Dialog der Kulturen

TRIER. (red) Das Thema "Die Zukunft der Beziehungen zwischen Europa und der islamischen Welt" trug der Islamwissenschaftler Professor Elsayed Elshahed am Auguste-Viktoria-Gymnasium vor.

Der ägyptische Islamwissenschaftlers Professor Elsayed Elshahed hat vor Schülern der 12. und 13. Jahrgangsstufe des Auguste-Viktoria-Gymnasiums einen Vortrag gehalten. Der Leiter der "Islamischen Akademie" in Wien promovierte und habilitierte in Deutschland.
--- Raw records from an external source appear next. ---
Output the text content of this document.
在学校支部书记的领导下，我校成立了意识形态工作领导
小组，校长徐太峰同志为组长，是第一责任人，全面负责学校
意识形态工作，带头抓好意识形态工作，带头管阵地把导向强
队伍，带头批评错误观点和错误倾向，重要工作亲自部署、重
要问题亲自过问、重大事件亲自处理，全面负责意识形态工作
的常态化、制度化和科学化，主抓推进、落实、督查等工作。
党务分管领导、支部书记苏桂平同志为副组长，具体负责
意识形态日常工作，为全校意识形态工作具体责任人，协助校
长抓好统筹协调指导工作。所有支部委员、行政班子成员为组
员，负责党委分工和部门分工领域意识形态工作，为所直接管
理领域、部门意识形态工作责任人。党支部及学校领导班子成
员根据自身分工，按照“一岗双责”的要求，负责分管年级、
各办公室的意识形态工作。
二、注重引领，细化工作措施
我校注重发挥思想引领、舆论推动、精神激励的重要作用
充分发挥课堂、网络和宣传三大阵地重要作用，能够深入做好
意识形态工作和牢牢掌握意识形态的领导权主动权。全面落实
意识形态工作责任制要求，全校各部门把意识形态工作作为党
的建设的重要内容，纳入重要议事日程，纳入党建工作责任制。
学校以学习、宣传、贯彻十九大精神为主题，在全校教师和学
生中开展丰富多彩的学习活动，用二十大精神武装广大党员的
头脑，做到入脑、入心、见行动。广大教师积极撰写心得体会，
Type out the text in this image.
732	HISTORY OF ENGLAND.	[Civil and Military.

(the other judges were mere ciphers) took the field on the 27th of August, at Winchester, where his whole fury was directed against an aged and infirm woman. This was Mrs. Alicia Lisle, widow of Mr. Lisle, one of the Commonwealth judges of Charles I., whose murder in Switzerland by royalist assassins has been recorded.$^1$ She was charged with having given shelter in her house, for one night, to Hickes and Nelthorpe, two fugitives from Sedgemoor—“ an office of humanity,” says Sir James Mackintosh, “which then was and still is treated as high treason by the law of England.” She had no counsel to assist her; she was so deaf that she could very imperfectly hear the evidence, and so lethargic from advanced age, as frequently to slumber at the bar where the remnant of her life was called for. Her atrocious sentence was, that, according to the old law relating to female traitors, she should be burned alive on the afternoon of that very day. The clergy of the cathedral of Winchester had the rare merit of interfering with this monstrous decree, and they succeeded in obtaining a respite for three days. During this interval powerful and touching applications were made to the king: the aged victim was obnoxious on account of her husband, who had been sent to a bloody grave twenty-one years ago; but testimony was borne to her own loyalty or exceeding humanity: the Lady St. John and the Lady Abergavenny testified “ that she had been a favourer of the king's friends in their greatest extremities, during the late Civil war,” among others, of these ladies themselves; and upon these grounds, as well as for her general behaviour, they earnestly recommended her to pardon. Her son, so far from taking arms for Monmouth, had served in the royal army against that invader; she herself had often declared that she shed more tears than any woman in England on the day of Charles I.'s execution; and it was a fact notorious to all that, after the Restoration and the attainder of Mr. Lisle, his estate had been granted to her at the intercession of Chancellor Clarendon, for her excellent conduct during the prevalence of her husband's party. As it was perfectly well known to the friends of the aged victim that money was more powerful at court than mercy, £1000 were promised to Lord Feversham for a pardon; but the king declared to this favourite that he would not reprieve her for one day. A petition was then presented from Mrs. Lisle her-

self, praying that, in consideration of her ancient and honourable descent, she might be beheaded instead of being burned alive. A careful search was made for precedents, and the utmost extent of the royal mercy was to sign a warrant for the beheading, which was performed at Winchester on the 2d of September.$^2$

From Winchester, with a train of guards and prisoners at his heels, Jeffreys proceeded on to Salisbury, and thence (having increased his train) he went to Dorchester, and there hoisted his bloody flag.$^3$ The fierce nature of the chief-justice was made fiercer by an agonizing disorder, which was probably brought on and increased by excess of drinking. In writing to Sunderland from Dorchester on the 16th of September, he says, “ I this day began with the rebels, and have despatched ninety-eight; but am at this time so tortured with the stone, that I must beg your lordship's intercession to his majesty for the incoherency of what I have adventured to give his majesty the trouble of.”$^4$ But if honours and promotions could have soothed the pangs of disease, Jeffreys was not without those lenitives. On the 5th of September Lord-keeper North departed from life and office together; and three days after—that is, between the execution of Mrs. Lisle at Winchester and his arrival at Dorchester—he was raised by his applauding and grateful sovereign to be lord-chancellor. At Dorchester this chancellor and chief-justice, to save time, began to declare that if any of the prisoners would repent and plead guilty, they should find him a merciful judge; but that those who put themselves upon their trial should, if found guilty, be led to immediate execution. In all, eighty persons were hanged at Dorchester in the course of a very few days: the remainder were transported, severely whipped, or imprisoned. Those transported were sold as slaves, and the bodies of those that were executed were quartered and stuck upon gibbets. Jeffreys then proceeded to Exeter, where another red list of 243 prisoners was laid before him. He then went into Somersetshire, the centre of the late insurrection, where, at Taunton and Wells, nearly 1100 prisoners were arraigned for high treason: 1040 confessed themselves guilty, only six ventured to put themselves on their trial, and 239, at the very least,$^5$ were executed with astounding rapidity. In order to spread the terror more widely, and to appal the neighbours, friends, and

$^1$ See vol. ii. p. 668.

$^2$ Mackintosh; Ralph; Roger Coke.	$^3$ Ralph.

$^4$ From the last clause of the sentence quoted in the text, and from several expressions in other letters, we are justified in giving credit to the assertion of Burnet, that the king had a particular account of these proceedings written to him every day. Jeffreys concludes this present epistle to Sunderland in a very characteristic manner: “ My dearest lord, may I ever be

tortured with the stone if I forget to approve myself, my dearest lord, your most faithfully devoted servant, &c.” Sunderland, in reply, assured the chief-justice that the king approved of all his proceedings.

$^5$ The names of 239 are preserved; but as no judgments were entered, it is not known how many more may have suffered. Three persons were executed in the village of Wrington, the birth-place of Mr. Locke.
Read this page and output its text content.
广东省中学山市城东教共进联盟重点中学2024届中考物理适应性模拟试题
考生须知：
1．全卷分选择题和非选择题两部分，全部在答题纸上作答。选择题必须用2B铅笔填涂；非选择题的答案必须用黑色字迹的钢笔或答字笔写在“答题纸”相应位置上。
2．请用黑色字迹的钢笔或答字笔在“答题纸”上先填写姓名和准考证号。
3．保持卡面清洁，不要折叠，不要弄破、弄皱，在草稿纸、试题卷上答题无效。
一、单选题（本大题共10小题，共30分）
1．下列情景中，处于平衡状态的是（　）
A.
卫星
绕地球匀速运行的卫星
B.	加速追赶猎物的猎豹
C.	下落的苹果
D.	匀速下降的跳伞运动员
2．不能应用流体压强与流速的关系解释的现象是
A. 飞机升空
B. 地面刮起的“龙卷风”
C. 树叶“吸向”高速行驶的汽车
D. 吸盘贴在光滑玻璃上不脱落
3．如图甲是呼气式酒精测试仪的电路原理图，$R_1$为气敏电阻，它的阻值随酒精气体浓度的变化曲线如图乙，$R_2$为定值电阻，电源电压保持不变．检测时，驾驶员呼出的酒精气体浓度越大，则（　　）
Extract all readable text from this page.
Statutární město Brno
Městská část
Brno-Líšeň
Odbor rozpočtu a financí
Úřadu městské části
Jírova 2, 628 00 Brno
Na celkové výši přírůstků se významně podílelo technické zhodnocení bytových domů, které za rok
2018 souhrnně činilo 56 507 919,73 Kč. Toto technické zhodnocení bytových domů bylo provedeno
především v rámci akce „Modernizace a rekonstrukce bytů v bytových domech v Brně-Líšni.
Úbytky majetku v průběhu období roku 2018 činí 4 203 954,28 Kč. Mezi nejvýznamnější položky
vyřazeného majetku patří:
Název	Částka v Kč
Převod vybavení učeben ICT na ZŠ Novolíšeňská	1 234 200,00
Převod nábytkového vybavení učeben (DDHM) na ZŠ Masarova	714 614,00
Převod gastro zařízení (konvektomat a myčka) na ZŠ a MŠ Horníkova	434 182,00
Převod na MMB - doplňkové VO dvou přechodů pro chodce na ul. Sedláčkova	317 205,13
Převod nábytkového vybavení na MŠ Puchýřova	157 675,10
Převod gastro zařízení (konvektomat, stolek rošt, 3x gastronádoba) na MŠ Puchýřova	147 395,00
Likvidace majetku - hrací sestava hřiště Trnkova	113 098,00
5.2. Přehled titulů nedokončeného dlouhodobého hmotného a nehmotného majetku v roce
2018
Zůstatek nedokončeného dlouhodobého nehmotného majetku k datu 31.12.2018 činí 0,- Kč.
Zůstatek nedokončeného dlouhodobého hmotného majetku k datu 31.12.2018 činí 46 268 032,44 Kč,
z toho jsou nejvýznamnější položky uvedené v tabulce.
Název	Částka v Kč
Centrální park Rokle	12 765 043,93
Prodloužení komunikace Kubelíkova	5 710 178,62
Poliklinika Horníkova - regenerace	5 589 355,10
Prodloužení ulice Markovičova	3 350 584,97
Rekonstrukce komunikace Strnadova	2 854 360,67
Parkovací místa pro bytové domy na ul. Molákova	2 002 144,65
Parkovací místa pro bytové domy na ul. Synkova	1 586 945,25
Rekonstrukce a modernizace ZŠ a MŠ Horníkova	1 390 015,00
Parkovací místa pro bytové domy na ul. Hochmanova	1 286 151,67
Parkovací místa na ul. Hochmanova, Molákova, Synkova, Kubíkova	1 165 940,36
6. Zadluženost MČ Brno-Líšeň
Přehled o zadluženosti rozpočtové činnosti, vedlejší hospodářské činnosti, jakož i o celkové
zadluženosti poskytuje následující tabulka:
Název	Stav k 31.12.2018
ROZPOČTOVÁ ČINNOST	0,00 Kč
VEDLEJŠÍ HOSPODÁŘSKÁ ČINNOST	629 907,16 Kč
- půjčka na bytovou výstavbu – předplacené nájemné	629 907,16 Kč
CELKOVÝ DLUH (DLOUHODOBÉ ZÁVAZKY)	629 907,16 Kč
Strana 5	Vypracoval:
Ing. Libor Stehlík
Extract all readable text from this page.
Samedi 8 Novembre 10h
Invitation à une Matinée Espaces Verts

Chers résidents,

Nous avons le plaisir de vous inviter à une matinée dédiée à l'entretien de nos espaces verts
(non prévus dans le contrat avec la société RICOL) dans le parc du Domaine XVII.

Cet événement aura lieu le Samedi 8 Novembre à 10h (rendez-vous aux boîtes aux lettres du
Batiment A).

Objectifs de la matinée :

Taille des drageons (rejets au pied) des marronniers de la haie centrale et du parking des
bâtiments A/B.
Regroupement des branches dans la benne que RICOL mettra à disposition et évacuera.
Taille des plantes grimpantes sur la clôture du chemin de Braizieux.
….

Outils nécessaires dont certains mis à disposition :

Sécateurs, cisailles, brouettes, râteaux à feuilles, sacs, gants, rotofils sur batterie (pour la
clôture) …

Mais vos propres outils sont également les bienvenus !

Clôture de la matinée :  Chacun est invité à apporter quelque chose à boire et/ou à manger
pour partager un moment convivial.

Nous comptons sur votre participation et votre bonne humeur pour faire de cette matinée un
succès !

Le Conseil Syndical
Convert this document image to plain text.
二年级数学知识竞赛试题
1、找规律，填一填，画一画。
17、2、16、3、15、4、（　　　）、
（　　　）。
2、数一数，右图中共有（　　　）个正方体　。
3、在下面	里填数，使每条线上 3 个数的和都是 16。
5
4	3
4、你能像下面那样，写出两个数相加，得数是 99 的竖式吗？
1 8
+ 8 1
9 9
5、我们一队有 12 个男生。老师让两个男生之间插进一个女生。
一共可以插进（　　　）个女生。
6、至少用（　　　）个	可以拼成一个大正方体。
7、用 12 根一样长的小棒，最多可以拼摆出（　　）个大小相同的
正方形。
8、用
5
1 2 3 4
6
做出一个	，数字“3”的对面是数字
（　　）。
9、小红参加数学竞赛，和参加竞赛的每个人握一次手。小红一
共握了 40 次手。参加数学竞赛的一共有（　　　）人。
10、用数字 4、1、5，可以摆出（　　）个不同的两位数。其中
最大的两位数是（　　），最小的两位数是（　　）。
Aufgrund einer Vermittlung des Trierer Soziologen Professor Bernd Hamm sprach er in der Aula der Unesco-Projekt-Schule über "die Beziehungen zwischen Europa und der islamischen Welt". "Unverblümt" wollte Elshahed sprechen und appellierte daher an die Zuhörer, die Geschichte anstatt aus eurozentrischer Sicht einmal aus islamischer Perspektive zu betrachten. Anstelle von Gegensätzen sollten sie nach Gemeinsamkeiten der Kulturen suchen. Aus seiner Sicht werde der Islam in Europa als militant missverstanden. Der Wissenschaftler entwarf im Gegensatz zu dem von westlichen Medien geprägten Bild ein Porträt der Toleranz. Mit historischen Exkursen, beginnend beim Propheten Mohammed, beschrieb er eine Kultur, die alle Religionen anerkennt und mit Juden und Christen den monotheistischen Glauben teilt. Eine Kultur, die wie die europäische auf der Kenntnis der griechischen Philosophen basiert. Als Beispiel einer geglückten Koexistenz von Muslimen, Juden und Christen auf hohem kulturellem Niveau schilderte er die im achten Jahrhundert beginnende arabische Herrschaft in Südeuropa. Er konfrontierte die Schüler mit geschichtlichen Ereignissen aus einer für sie neuen Perspektive. So beleuchtete er die Inquisition, die Kreuzzüge und die Kolonialzeit aus islamischer Sicht als dunkle Kapitel europäischer Intoleranz. Die anschließend engagiert und kontrovers geführte Diskussion reichte von der Einschätzung der El-Kaida und Osama bin Ladens über seine eventuelle Verbindung zu Saddam Hussein bis zur Haltung Deutschlands im Nahostkonflikt. Die schwierige Trennung von Juden und Zionisten, Israel und der Regierung Sharons, die Pflicht der Muslime zur Verteidigung gegen Angriffe sowie die Theorie des Korans und der Praxis der Scharia führte er ebenso aus wie die verzerrte Darstellung in westlichen Medien. Dabei wurde einerseits deutlich, wie schwierig es ist, ohne Ressentiments miteinander zu reden, andererseits aber auch, dass es auf dem Weg zur Verständigung "keine Alternative zum Dialog" gibt, wie es Schulleiter Wolfgang Hallet in seinem Dank formulierte.